On Sun, Mar 05, 2017 at 11:19:42AM -0800, Linus Torvalds wrote:
>> But it is *not* the right thing to use on IO memory, because the CPU
>> only does the magic cacheline access optimizations on cacheable
>> memory!

Yes, and actually this is where I started. I thought my memcpy was using
byte accesses on purpose and I needed to create a patch for a different
IO memcpy because obviously byte accesses over the PCI bus would be very
un-ideal. However, when I found my system wasn't intentionally using
that implementation that was no longer my focus.

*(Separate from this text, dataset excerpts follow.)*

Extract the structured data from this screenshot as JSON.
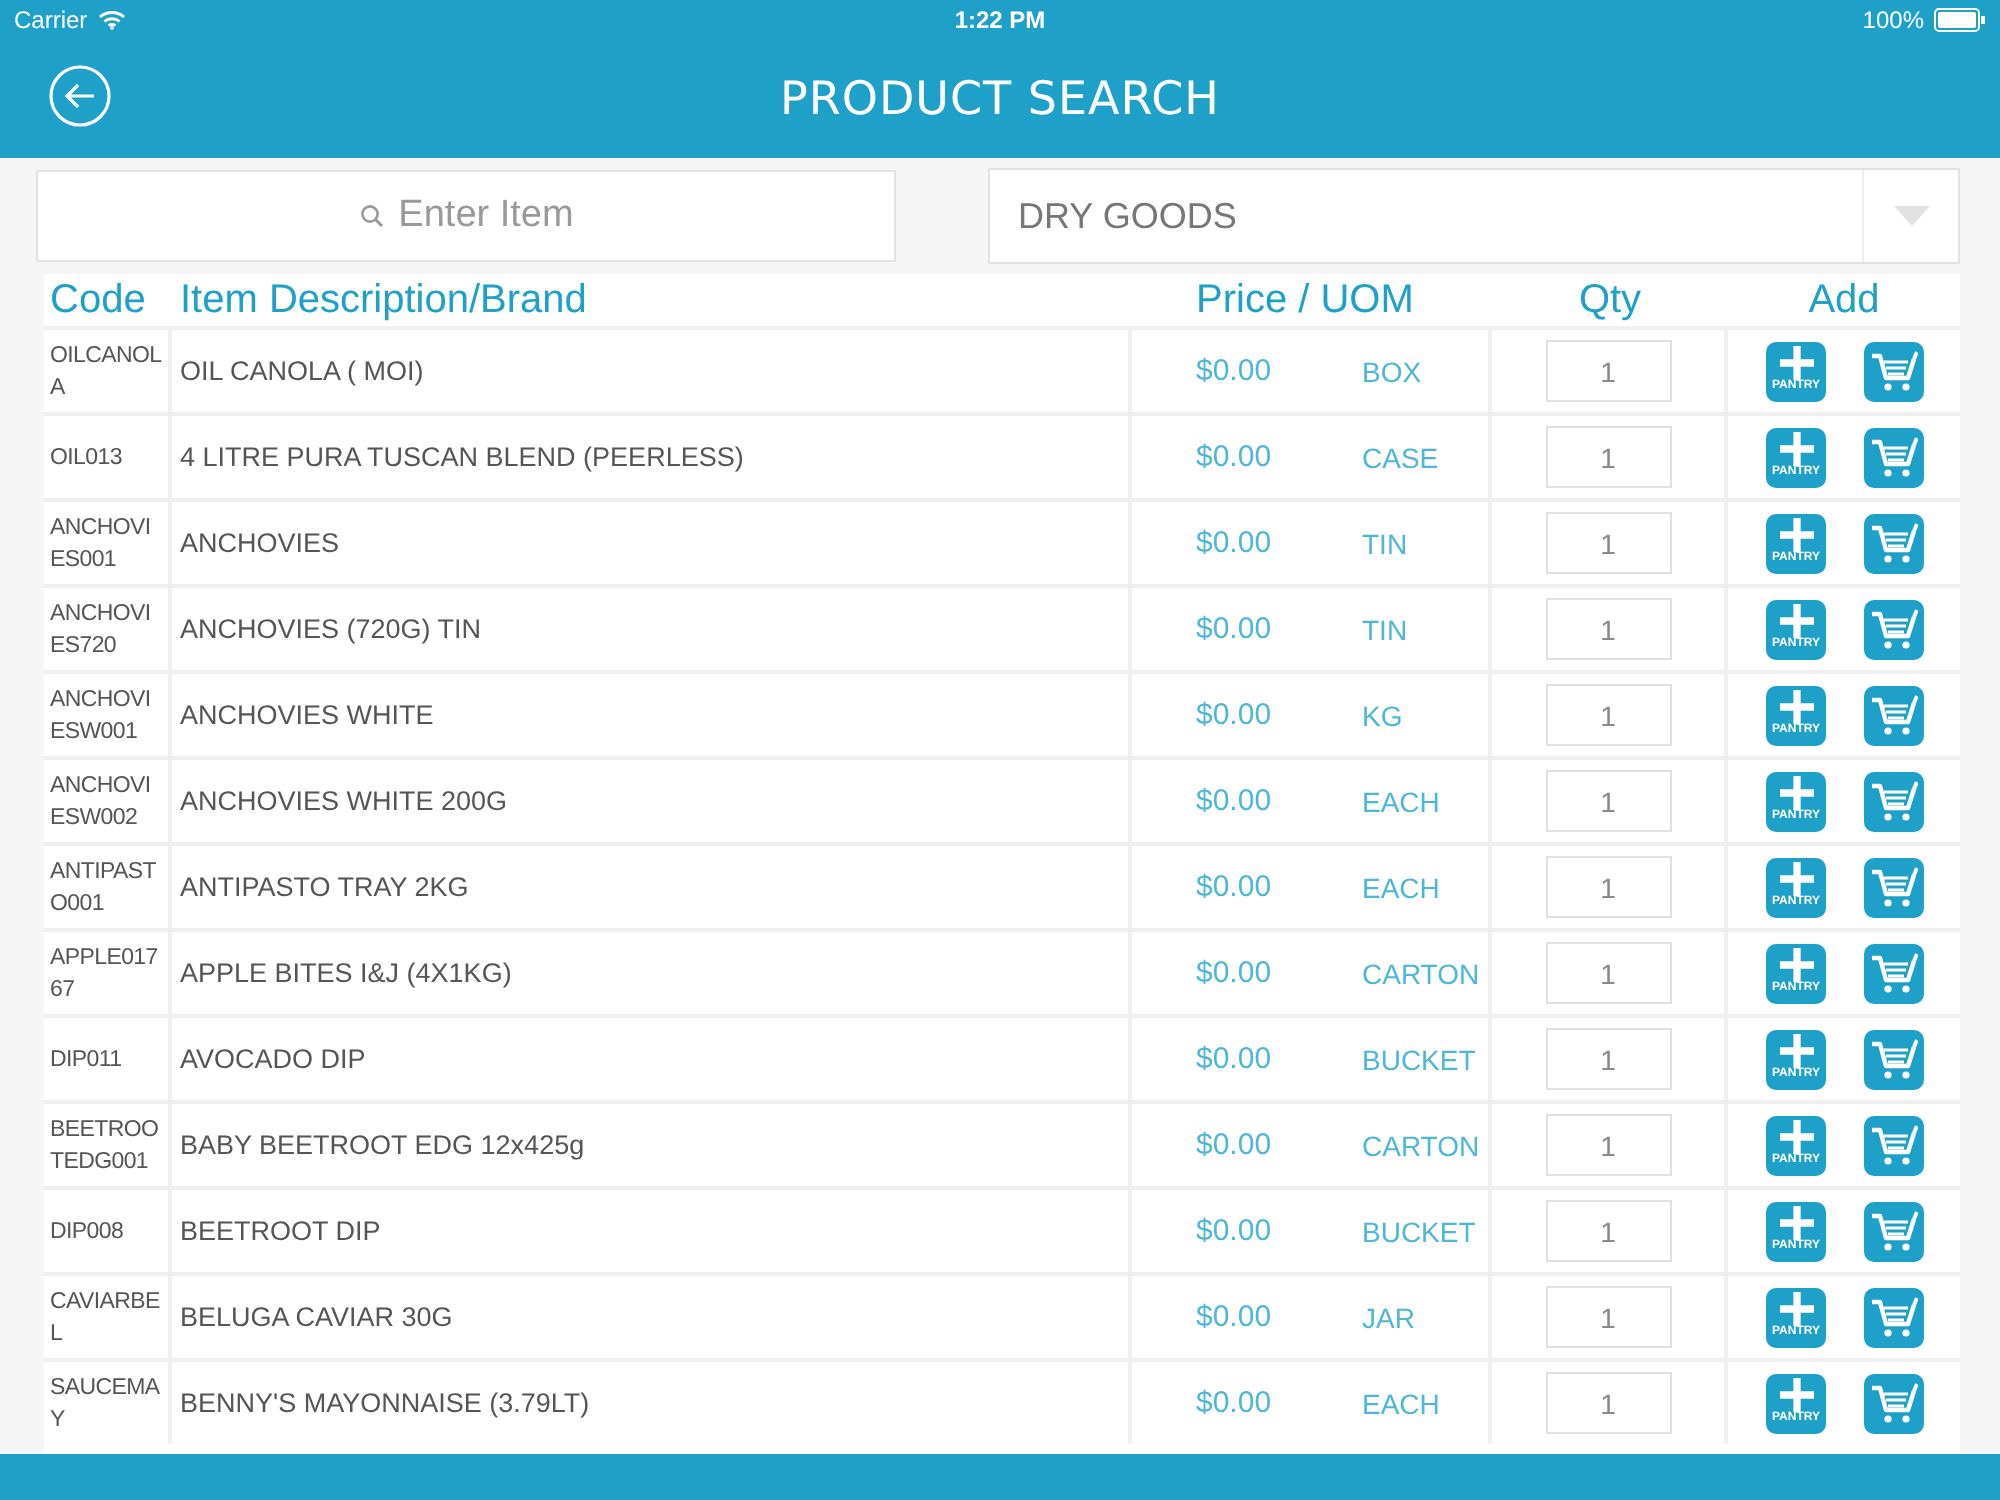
{
  "status_bar": {
    "carrier": "Carrier",
    "time": "1:22 PM",
    "battery": "100%"
  },
  "header": {
    "title": "PRODUCT SEARCH"
  },
  "search": {
    "placeholder": "Enter Item"
  },
  "category": {
    "value": "DRY GOODS"
  },
  "table": {
    "columns": [
      "Code",
      "Item Description/Brand",
      "Price / UOM",
      "Qty",
      "Add"
    ],
    "rows": [
      {
        "code": "OILCANOLA",
        "description": "OIL CANOLA ( MOI)",
        "price": "$0.00",
        "uom": "BOX",
        "qty": "1",
        "pantry": "PANTRY"
      },
      {
        "code": "OIL013",
        "description": "4 LITRE PURA TUSCAN BLEND (PEERLESS)",
        "price": "$0.00",
        "uom": "CASE",
        "qty": "1",
        "pantry": "PANTRY"
      },
      {
        "code": "ANCHOVIES001",
        "description": "ANCHOVIES",
        "price": "$0.00",
        "uom": "TIN",
        "qty": "1",
        "pantry": "PANTRY"
      },
      {
        "code": "ANCHOVIES720",
        "description": "ANCHOVIES (720G) TIN",
        "price": "$0.00",
        "uom": "TIN",
        "qty": "1",
        "pantry": "PANTRY"
      },
      {
        "code": "ANCHOVIESW001",
        "description": "ANCHOVIES WHITE",
        "price": "$0.00",
        "uom": "KG",
        "qty": "1",
        "pantry": "PANTRY"
      },
      {
        "code": "ANCHOVIESW002",
        "description": "ANCHOVIES WHITE 200G",
        "price": "$0.00",
        "uom": "EACH",
        "qty": "1",
        "pantry": "PANTRY"
      },
      {
        "code": "ANTIPASTO001",
        "description": "ANTIPASTO TRAY 2KG",
        "price": "$0.00",
        "uom": "EACH",
        "qty": "1",
        "pantry": "PANTRY"
      },
      {
        "code": "APPLE01767",
        "description": "APPLE BITES I&J (4X1KG)",
        "price": "$0.00",
        "uom": "CARTON",
        "qty": "1",
        "pantry": "PANTRY"
      },
      {
        "code": "DIP011",
        "description": "AVOCADO DIP",
        "price": "$0.00",
        "uom": "BUCKET",
        "qty": "1",
        "pantry": "PANTRY"
      },
      {
        "code": "BEETROOTEDG001",
        "description": "BABY BEETROOT EDG 12x425g",
        "price": "$0.00",
        "uom": "CARTON",
        "qty": "1",
        "pantry": "PANTRY"
      },
      {
        "code": "DIP008",
        "description": "BEETROOT DIP",
        "price": "$0.00",
        "uom": "BUCKET",
        "qty": "1",
        "pantry": "PANTRY"
      },
      {
        "code": "CAVIARBEL",
        "description": "BELUGA CAVIAR 30G",
        "price": "$0.00",
        "uom": "JAR",
        "qty": "1",
        "pantry": "PANTRY"
      },
      {
        "code": "SAUCEMAY",
        "description": "BENNY'S MAYONNAISE (3.79LT)",
        "price": "$0.00",
        "uom": "EACH",
        "qty": "1",
        "pantry": "PANTRY"
      }
    ]
  }
}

So, I have no way to test this, but it sounds like any Ivy bridge system
using the ERMS version of memcpy could have the same slow PCI memcpy
performance I've been seeing (unless the microcode fixes it up?). So it
sounds like it would be a good idea to revert the change Linus is
talking about.

>> So I think we should re-introduce that old "__inline_memcpy()" as that
>> special "safe memcpy" thing. Not just for KMEMCHECK, and not just for
>> 64-bit.

On 05/03/17 12:54 PM, Borislav Petkov wrote:
> Logan, wanna give that a try, see if it takes care of your issue?

Well honestly my issue was solved by fixing my kernel config. I have no
idea why I had optimize for size in there in the first place.

Thanks,

Logan